We showed that 5.5% of our patients with Sydenham’s chorea developed drug induced parkinsonism during treatment with neuroleptics, while this complication was not observed in a cohort of Tourette’s syndrome patients of the same body weight. There are several possible explanations for this. First, the patients with Sydenham’s chorea might have received a higher dose of neuroleptics. This hypothesis is ruled out by the finding that 10 randomly selected, age matched Tourette’s syndrome patients and the five Sydenham’s chorea patients with drug induced parkinsonism were treated with a similar cumulative chlorpromazine equivalent dose during the three month period when the latter developed parkinsonism. One may argue that although both groups received a similar cumulative dose of neuroleptics in the time between the start of treatment and the onset of drug induced parkinsonism, the patients with Sydenham’s chorea could have been exposed to a higher dose of dopamine receptor blocking drugs at the time when they developed parkinsonism. However, this was not the case because if anything the mean dose of neuroleptic in the Sydenham’s chorea subjects at the onset of drug induced parkinsonism was lower than in the Tourette’s syndrome patients, though the difference failed to reach statistical significance. A second explanation for our findings is the concomitant use of valproic acid in three of our Sydenham’s chorea group. Although this drug has been implicated in the development of drug induced parkinsonism, this complication has only been described in adults treated for a period of 12 months or more.5 A third and also unlikely hypothesis is the overrepresentation of female patients in the Sydenham’s chorea group; however, recent studies have consistently failed to identify sex as a risk factor for drug induced parkinsonism.6 Our results thus support the conclusion that in comparison with Tourette’s syndrome, patients with Sydenham’s chorea are at greater risk of developing drug induced parkinsonism.

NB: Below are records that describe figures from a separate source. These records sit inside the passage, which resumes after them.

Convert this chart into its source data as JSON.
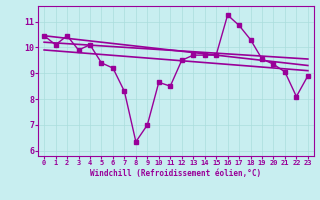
{
  "xlabel": "Windchill (Refroidissement éolien,°C)",
  "ylabel": "",
  "background_color": "#c8eef0",
  "grid_color": "#aadddd",
  "line_color": "#990099",
  "xlim": [
    -0.5,
    23.5
  ],
  "ylim": [
    5.8,
    11.6
  ],
  "yticks": [
    6,
    7,
    8,
    9,
    10,
    11
  ],
  "xticks": [
    0,
    1,
    2,
    3,
    4,
    5,
    6,
    7,
    8,
    9,
    10,
    11,
    12,
    13,
    14,
    15,
    16,
    17,
    18,
    19,
    20,
    21,
    22,
    23
  ],
  "series": [
    {
      "x": [
        0,
        1,
        2,
        3,
        4,
        5,
        6,
        7,
        8,
        9,
        10,
        11,
        12,
        13,
        14,
        15,
        16,
        17,
        18,
        19,
        20,
        21,
        22,
        23
      ],
      "y": [
        10.45,
        10.1,
        10.45,
        9.9,
        10.1,
        9.4,
        9.2,
        8.3,
        6.35,
        7.0,
        8.65,
        8.5,
        9.5,
        9.7,
        9.7,
        9.7,
        11.25,
        10.85,
        10.3,
        9.55,
        9.35,
        9.05,
        8.1,
        8.9
      ],
      "style": "-",
      "marker": "s",
      "markersize": 2.5,
      "linewidth": 1.0
    },
    {
      "x": [
        0,
        23
      ],
      "y": [
        10.45,
        9.3
      ],
      "style": "-",
      "marker": null,
      "markersize": 0,
      "linewidth": 1.2
    },
    {
      "x": [
        0,
        23
      ],
      "y": [
        10.2,
        9.55
      ],
      "style": "-",
      "marker": null,
      "markersize": 0,
      "linewidth": 1.2
    },
    {
      "x": [
        0,
        23
      ],
      "y": [
        9.9,
        9.1
      ],
      "style": "-",
      "marker": null,
      "markersize": 0,
      "linewidth": 1.2
    }
  ]
}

Our study has limitations. First, it is a retrospective investigation of patients seen at a tertiary referral centre. This approach can lead to false positive associations, particularly in studies of disease clustering.7 However, this limitation is minimised by the use of a control group of Tourette’s syndrome patients referred to the MDC-UFMG by the same process. Second, we were not blinded to the clinical status of the patients. Although this would have been ideal, to have remained blinded to the diagnosis would have been impossible because of the obvious phenomenological differences between Sydenham’s chorea and Tourette’s syndrome.

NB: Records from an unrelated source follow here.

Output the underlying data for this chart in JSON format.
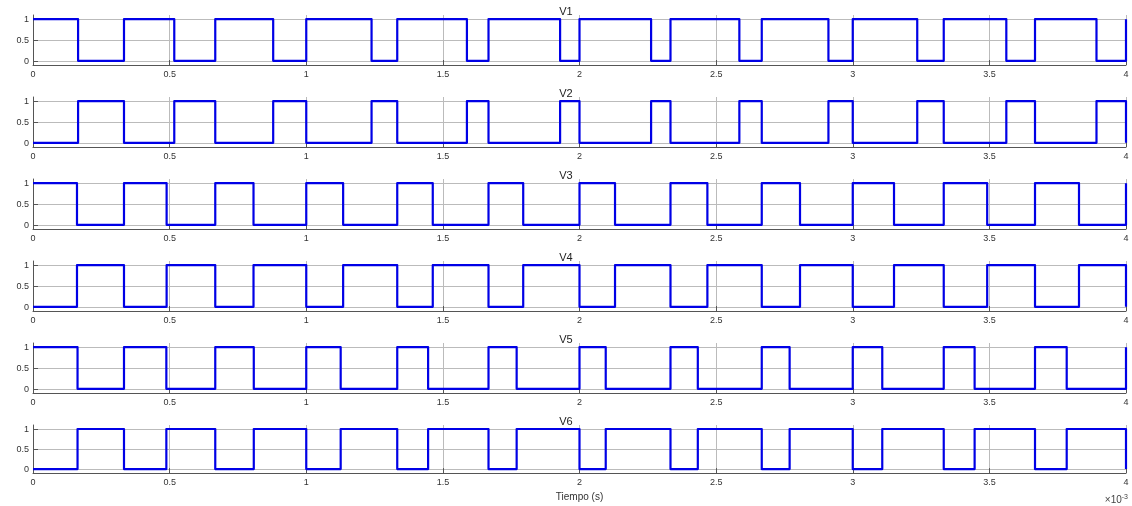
{
  "chart_data": [
    {
      "type": "step",
      "title": "V1",
      "x": [
        0,
        0.165,
        0.333,
        0.517,
        0.667,
        0.879,
        1.0,
        1.239,
        1.333,
        1.588,
        1.667,
        1.929,
        2.0,
        2.262,
        2.333,
        2.585,
        2.667,
        2.911,
        3.0,
        3.236,
        3.333,
        3.562,
        3.667,
        3.892,
        4
      ],
      "series": [
        {
          "color": "#0000e6",
          "values": [
            1,
            0,
            1,
            0,
            1,
            0,
            1,
            0,
            1,
            0,
            1,
            0,
            1,
            0,
            1,
            0,
            1,
            0,
            1,
            0,
            1,
            0,
            1,
            0,
            1
          ]
        }
      ],
      "xlim": [
        0,
        4
      ],
      "xticks": [
        0,
        0.5,
        1,
        1.5,
        2,
        2.5,
        3,
        3.5,
        4
      ],
      "ylim": [
        -0.1,
        1.1
      ],
      "yticks": [
        0,
        0.5,
        1
      ],
      "grid": true
    },
    {
      "type": "step",
      "title": "V2",
      "x": [
        0,
        0.165,
        0.333,
        0.517,
        0.667,
        0.879,
        1.0,
        1.239,
        1.333,
        1.588,
        1.667,
        1.929,
        2.0,
        2.262,
        2.333,
        2.585,
        2.667,
        2.911,
        3.0,
        3.236,
        3.333,
        3.562,
        3.667,
        3.892,
        4
      ],
      "series": [
        {
          "color": "#0000e6",
          "values": [
            0,
            1,
            0,
            1,
            0,
            1,
            0,
            1,
            0,
            1,
            0,
            1,
            0,
            1,
            0,
            1,
            0,
            1,
            0,
            1,
            0,
            1,
            0,
            1,
            0
          ]
        }
      ],
      "xlim": [
        0,
        4
      ],
      "xticks": [
        0,
        0.5,
        1,
        1.5,
        2,
        2.5,
        3,
        3.5,
        4
      ],
      "ylim": [
        -0.1,
        1.1
      ],
      "yticks": [
        0,
        0.5,
        1
      ],
      "grid": true
    },
    {
      "type": "step",
      "title": "V3",
      "x": [
        0,
        0.161,
        0.333,
        0.489,
        0.667,
        0.807,
        1.0,
        1.135,
        1.333,
        1.463,
        1.667,
        1.794,
        2.0,
        2.13,
        2.333,
        2.468,
        2.667,
        2.807,
        3.0,
        3.151,
        3.333,
        3.492,
        3.667,
        3.828,
        4
      ],
      "series": [
        {
          "color": "#0000e6",
          "values": [
            1,
            0,
            1,
            0,
            1,
            0,
            1,
            0,
            1,
            0,
            1,
            0,
            1,
            0,
            1,
            0,
            1,
            0,
            1,
            0,
            1,
            0,
            1,
            0,
            1
          ]
        }
      ],
      "xlim": [
        0,
        4
      ],
      "xticks": [
        0,
        0.5,
        1,
        1.5,
        2,
        2.5,
        3,
        3.5,
        4
      ],
      "ylim": [
        -0.1,
        1.1
      ],
      "yticks": [
        0,
        0.5,
        1
      ],
      "grid": true
    },
    {
      "type": "step",
      "title": "V4",
      "x": [
        0,
        0.161,
        0.333,
        0.489,
        0.667,
        0.807,
        1.0,
        1.135,
        1.333,
        1.463,
        1.667,
        1.794,
        2.0,
        2.13,
        2.333,
        2.468,
        2.667,
        2.807,
        3.0,
        3.151,
        3.333,
        3.492,
        3.667,
        3.828,
        4
      ],
      "series": [
        {
          "color": "#0000e6",
          "values": [
            0,
            1,
            0,
            1,
            0,
            1,
            0,
            1,
            0,
            1,
            0,
            1,
            0,
            1,
            0,
            1,
            0,
            1,
            0,
            1,
            0,
            1,
            0,
            1,
            0
          ]
        }
      ],
      "xlim": [
        0,
        4
      ],
      "xticks": [
        0,
        0.5,
        1,
        1.5,
        2,
        2.5,
        3,
        3.5,
        4
      ],
      "ylim": [
        -0.1,
        1.1
      ],
      "yticks": [
        0,
        0.5,
        1
      ],
      "grid": true
    },
    {
      "type": "step",
      "title": "V5",
      "x": [
        0,
        0.163,
        0.333,
        0.488,
        0.667,
        0.808,
        1.0,
        1.126,
        1.333,
        1.446,
        1.667,
        1.77,
        2.0,
        2.096,
        2.333,
        2.433,
        2.667,
        2.769,
        3.0,
        3.108,
        3.333,
        3.446,
        3.667,
        3.783,
        4
      ],
      "series": [
        {
          "color": "#0000e6",
          "values": [
            1,
            0,
            1,
            0,
            1,
            0,
            1,
            0,
            1,
            0,
            1,
            0,
            1,
            0,
            1,
            0,
            1,
            0,
            1,
            0,
            1,
            0,
            1,
            0,
            1
          ]
        }
      ],
      "xlim": [
        0,
        4
      ],
      "xticks": [
        0,
        0.5,
        1,
        1.5,
        2,
        2.5,
        3,
        3.5,
        4
      ],
      "ylim": [
        -0.1,
        1.1
      ],
      "yticks": [
        0,
        0.5,
        1
      ],
      "grid": true
    },
    {
      "type": "step",
      "title": "V6",
      "xlabel": "Tiempo (s)",
      "annotations": [
        "×10$^{-3}$"
      ],
      "x": [
        0,
        0.163,
        0.333,
        0.488,
        0.667,
        0.808,
        1.0,
        1.126,
        1.333,
        1.446,
        1.667,
        1.77,
        2.0,
        2.096,
        2.333,
        2.433,
        2.667,
        2.769,
        3.0,
        3.108,
        3.333,
        3.446,
        3.667,
        3.783,
        4
      ],
      "series": [
        {
          "color": "#0000e6",
          "values": [
            0,
            1,
            0,
            1,
            0,
            1,
            0,
            1,
            0,
            1,
            0,
            1,
            0,
            1,
            0,
            1,
            0,
            1,
            0,
            1,
            0,
            1,
            0,
            1,
            0
          ]
        }
      ],
      "xlim": [
        0,
        4
      ],
      "xticks": [
        0,
        0.5,
        1,
        1.5,
        2,
        2.5,
        3,
        3.5,
        4
      ],
      "ylim": [
        -0.1,
        1.1
      ],
      "yticks": [
        0,
        0.5,
        1
      ],
      "grid": true
    }
  ]
}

We hypothesise that the increased susceptibility of patients with Sydenham’s chorea to develop drug induced parkinsonism reflects an underlying nigro-striatal dysfunction produced by cross reactive streptococcus induced antibodies. Recent studies suggest that the antibodies circulating in the sera of Sydenham’s chorea patients not only recognise antigens of the basal ganglia2 but also CNS myelin, causing acute disseminated encephalomyelitis.8 It is thus possible that the anti-basal ganglia antibodies also cross react with neurones of the substantia nigra.

The results of our study have two implications. First, there is a need for caution when treating patients with Sydenham’s chorea with dopamine receptor blocking drugs. Second, as patients with Sydenham’s chorea and Tourette’s syndrome respond differently to neuroleptics, this weakens the hypothesis that similar mechanisms are involved in the pathogenesis of these conditions.